はい。やはり何千万もする馬を相手にするだけあって学生時代に思い描いていたように院内の設備もすごいし、治療も思いっきりできる環境でした。でも、それを受けられるのは、ごく一部の強くて勝ち進める馬だけだったんですよね。競馬場の外でも、完全なる生き残りレースが繰り広げられていました。しかしそんな中でも、勝てるように、走れるようにと最高のコンディションを作ってあげる仕事に、僕はやりがいを感じたんです。最後に診ていたのは、G1のレースに出たこともある"リンカーン"という馬。見栄えもオーラも凄い子でしたね。

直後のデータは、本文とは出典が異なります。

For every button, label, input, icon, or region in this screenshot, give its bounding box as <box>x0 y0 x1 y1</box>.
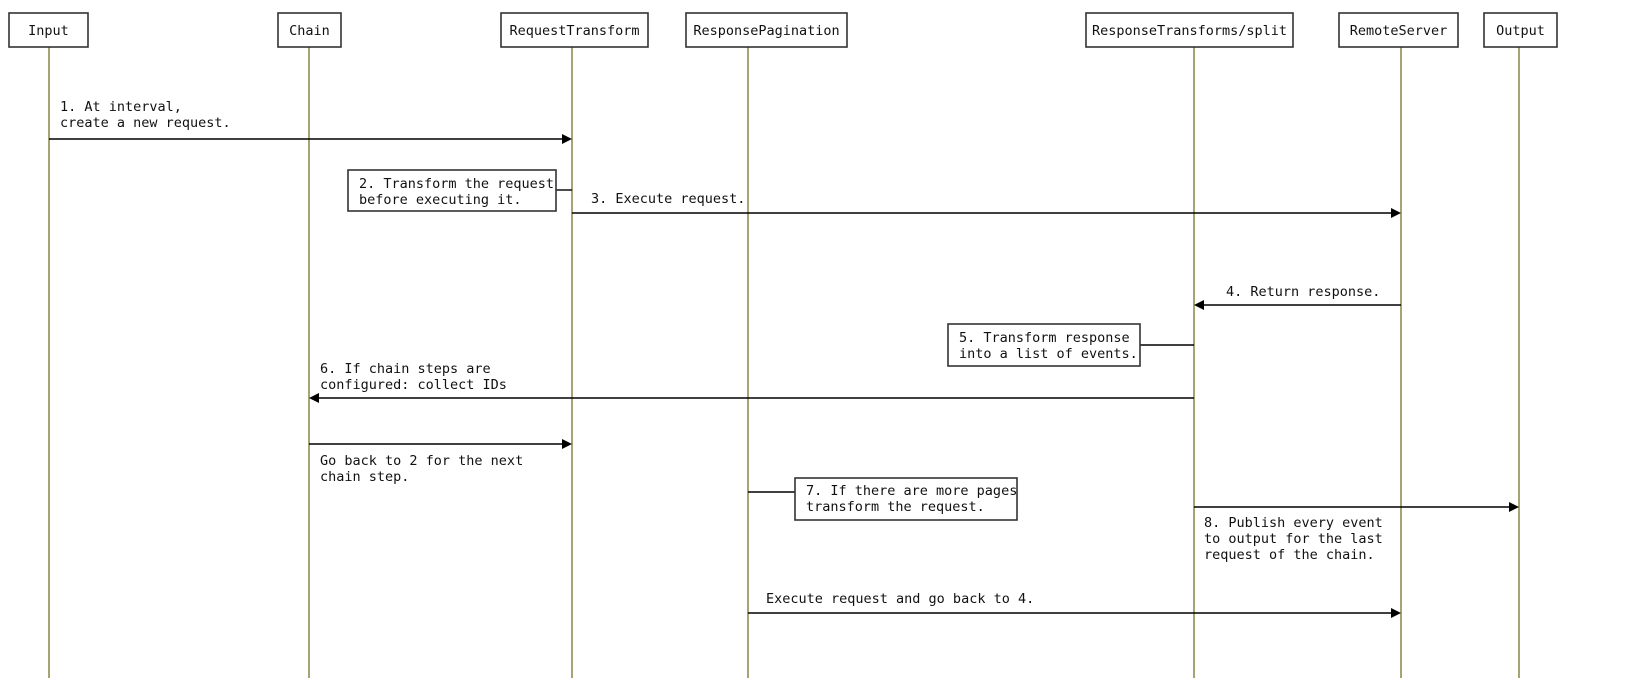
message-label-msg-8: 8. Publish every event <box>1204 515 1383 531</box>
participant-box-output <box>1483 12 1558 48</box>
message-arrowhead-msg-goback2 <box>562 439 572 449</box>
message-label-msg-1: create a new request. <box>60 115 231 131</box>
participant-box-reqtrans <box>500 12 649 48</box>
message-label-msg-goback4: Execute request and go back to 4. <box>766 591 1034 607</box>
participant-box-respTrans <box>1085 12 1294 48</box>
message-label-msg-8: to output for the last <box>1204 531 1383 547</box>
participant-remote[interactable]: RemoteServer <box>1338 12 1459 48</box>
message-msg-4: 4. Return response. <box>1194 284 1401 310</box>
message-msg-3: 3. Execute request. <box>572 191 1401 218</box>
note-box-note-2 <box>347 169 557 212</box>
note-box-note-7 <box>794 477 1018 521</box>
message-arrowhead-msg-goback4 <box>1391 608 1401 618</box>
participant-respPage[interactable]: ResponsePagination <box>685 12 848 48</box>
participant-input[interactable]: Input <box>8 12 89 48</box>
participant-label-input: Input <box>28 23 69 39</box>
message-label-msg-8: request of the chain. <box>1204 547 1375 563</box>
message-label-msg-goback2: Go back to 2 for the next <box>320 453 523 469</box>
message-label-msg-6: configured: collect IDs <box>320 377 507 393</box>
participant-label-output: Output <box>1496 23 1545 39</box>
note-text-note-2: 2. Transform the request <box>359 176 554 192</box>
message-arrowhead-msg-3 <box>1391 208 1401 218</box>
messages-layer: 1. At interval,create a new request. 3. E… <box>49 99 1519 618</box>
message-label-msg-1: 1. At interval, <box>60 99 182 115</box>
note-text-note-7: 7. If there are more pages <box>806 483 1017 499</box>
participant-box-remote <box>1338 12 1459 48</box>
participant-label-reqtrans: RequestTransform <box>509 23 639 39</box>
participant-output[interactable]: Output <box>1483 12 1558 48</box>
participant-box-respPage <box>685 12 848 48</box>
participant-label-respPage: ResponsePagination <box>693 23 839 39</box>
note-text-note-2: before executing it. <box>359 192 522 208</box>
participant-label-chain: Chain <box>289 23 330 39</box>
message-arrowhead-msg-6 <box>309 393 319 403</box>
message-arrowhead-msg-8 <box>1509 502 1519 512</box>
lifelines-layer <box>48 47 1520 678</box>
note-text-note-5: into a list of events. <box>959 346 1138 362</box>
participant-box-chain <box>277 12 342 48</box>
participants-layer: Input Chain RequestTransform ResponsePagina… <box>8 12 1558 48</box>
participant-chain[interactable]: Chain <box>277 12 342 48</box>
note-box-note-5 <box>947 323 1141 367</box>
participant-respTrans[interactable]: ResponseTransforms/split <box>1085 12 1294 48</box>
note-text-note-5: 5. Transform response <box>959 330 1130 346</box>
participant-label-remote: RemoteServer <box>1350 23 1448 39</box>
message-arrowhead-msg-1 <box>562 134 572 144</box>
message-label-msg-goback2: chain step. <box>320 469 409 485</box>
message-label-msg-6: 6. If chain steps are <box>320 361 491 377</box>
note-text-note-7: transform the request. <box>806 499 985 515</box>
message-arrowhead-msg-4 <box>1194 300 1204 310</box>
message-msg-goback4: Execute request and go back to 4. <box>748 591 1401 618</box>
participant-box-input <box>8 12 89 48</box>
participant-label-respTrans: ResponseTransforms/split <box>1092 23 1287 39</box>
message-msg-1: 1. At interval,create a new request. <box>49 99 572 144</box>
participant-reqtrans[interactable]: RequestTransform <box>500 12 649 48</box>
message-label-msg-4: 4. Return response. <box>1226 284 1380 300</box>
message-label-msg-3: 3. Execute request. <box>591 191 745 207</box>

その経験から学んだ動物を診ることの大変さを教えてください

僕が日本中央競馬会で診ていた馬たちは動物ではありますが、アスリート。炎症や腫れというのは、そこの部分を使い過ぎているから気をつけなさいという信号でもあるんです。人間が相手なら完全に痛みを取っても、その状態を説明して「あまり動かさないようにねー」なんて言えますけど、動物の場合は「治った!」って勘違いしちゃうんですよ。そうすると、その部分にさらに負担をかけることになりますよね?しゃべれない動物を相手にどこが痛いのか見つけるのも難しいのですが、痛みを取るさじ加減はさらに難しい。これは馬だけでなく犬や猫にも同じことが言えます。だから、私たちは治療するだけでなく「しばらくはゲージに入れておく」などのその後のケアまできちんと飼い主さんと共有しないといけないんです。

経験や知識をサポートする最新機器を用いて正確に診断!

先ほど「痛みを見つけるのが難しい」とおっしゃっていましたが、こちらのクリニックは診断をするための機器が、かなり充実しているうような気がします。

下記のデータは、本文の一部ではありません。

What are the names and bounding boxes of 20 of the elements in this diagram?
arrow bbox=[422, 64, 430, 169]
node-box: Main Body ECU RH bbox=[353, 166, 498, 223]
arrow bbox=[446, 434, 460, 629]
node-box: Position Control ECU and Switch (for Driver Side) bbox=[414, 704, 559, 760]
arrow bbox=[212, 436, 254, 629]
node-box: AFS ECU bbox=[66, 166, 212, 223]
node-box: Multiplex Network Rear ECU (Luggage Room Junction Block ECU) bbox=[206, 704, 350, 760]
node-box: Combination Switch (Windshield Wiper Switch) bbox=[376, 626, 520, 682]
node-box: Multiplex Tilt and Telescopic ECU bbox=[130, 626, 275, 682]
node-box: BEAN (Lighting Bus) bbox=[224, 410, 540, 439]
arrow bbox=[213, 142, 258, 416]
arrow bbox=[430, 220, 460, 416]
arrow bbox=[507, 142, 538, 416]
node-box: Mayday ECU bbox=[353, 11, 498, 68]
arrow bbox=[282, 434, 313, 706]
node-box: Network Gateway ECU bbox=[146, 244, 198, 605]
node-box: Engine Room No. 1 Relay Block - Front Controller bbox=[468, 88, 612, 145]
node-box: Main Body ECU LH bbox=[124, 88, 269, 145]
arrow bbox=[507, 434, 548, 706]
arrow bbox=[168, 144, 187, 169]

そうですね。今は「たぶん、ここが悪い」では済まされない時代だと思っているので。もちろん経験や知識というのは一番重要なのですが、それを最大限サポートできるような診断機器を用いて、なるべく正確に診断するというのも重要だと思うんですよ。治療法というのはある程度、決まっています。だけど診断が間違っていたら治療法まで間違いかねない。特に今の時代はMRIやCTIを用いれば頭の中にどんな腫瘍が出来ているのか、それが取れる腫瘍なのか、それとも無理なのかまでわかってしまいますから。私は個人の病院の院長として今までの経験を活かしながらも、来てくれた患者さんをベストな状態で帰してあげるための装置を揃えたいんです。

先生が独立しようと思ったキッカケは?

何年も勤めていくうちに、徐々に管理職的な役割が多くなってきて、大好きな動物と接する機会が少なくなってきてしまったのが…嫌だったんですね。学生時代はもともと犬や猫を中心に診る獣医師になるつもりだったので、そろそろやってみようかな、と。そして、日本中央競馬会を辞めてからはしばらく、東京都内の様々な動物病院に勤務して経験を積み始めたんです。それと同時に週に1回大学にも通い始めて、今も最新の治療を勉強しています。この世界、常に勉強していかないといけないんですよね。満足したらお終い。去年まで治らなかった病気が今年は治せるなんてこともあり得る状況の中で、知りませんでしたじゃ済まされないですから。

先生の医療方針を教えてください

なるべく飼い主さんの「こうしてほしい」という要望に応えた上で、自分が出来る最大限の力を出すことです。治療費の問題などを無視して進めることは医師であれば誰でもできると思うんです。でも、それってよくないことだし、限界がある中で何が出来るかを考えてやるのが僕らの仕事なんじゃないかと。もちろん、レントゲンやデータや画像を見てもらった上で、私の見解を話し納得してもらえるように努力することもありますけどね。ちなみにウチでは血液検査や尿検査、便検査など、動物の健康診断も行っているので予防の観点からも一度受けてみることをオススメします。そこで疾患が見つかったという例もあるんですよ。あとウチで診察を受けてくれた子は、一人ひとり写真入りの診察券を作ってあげることにしています。すごくかわいい!と飼い主さんには好評なんですよ。

最後に今後の展望やプランを教えてください

正確で確実な診察を行いつつも、ウチに来たことで飼い主さんの気分が良くなるようなクリニックにするのが目標です。そしてアットホームな雰囲気の中で、小さな疑問に対する質問や、細かな要望など、とにかく何でも相談してくれるような関係を患者さんと築けたら最高だなぁと思います。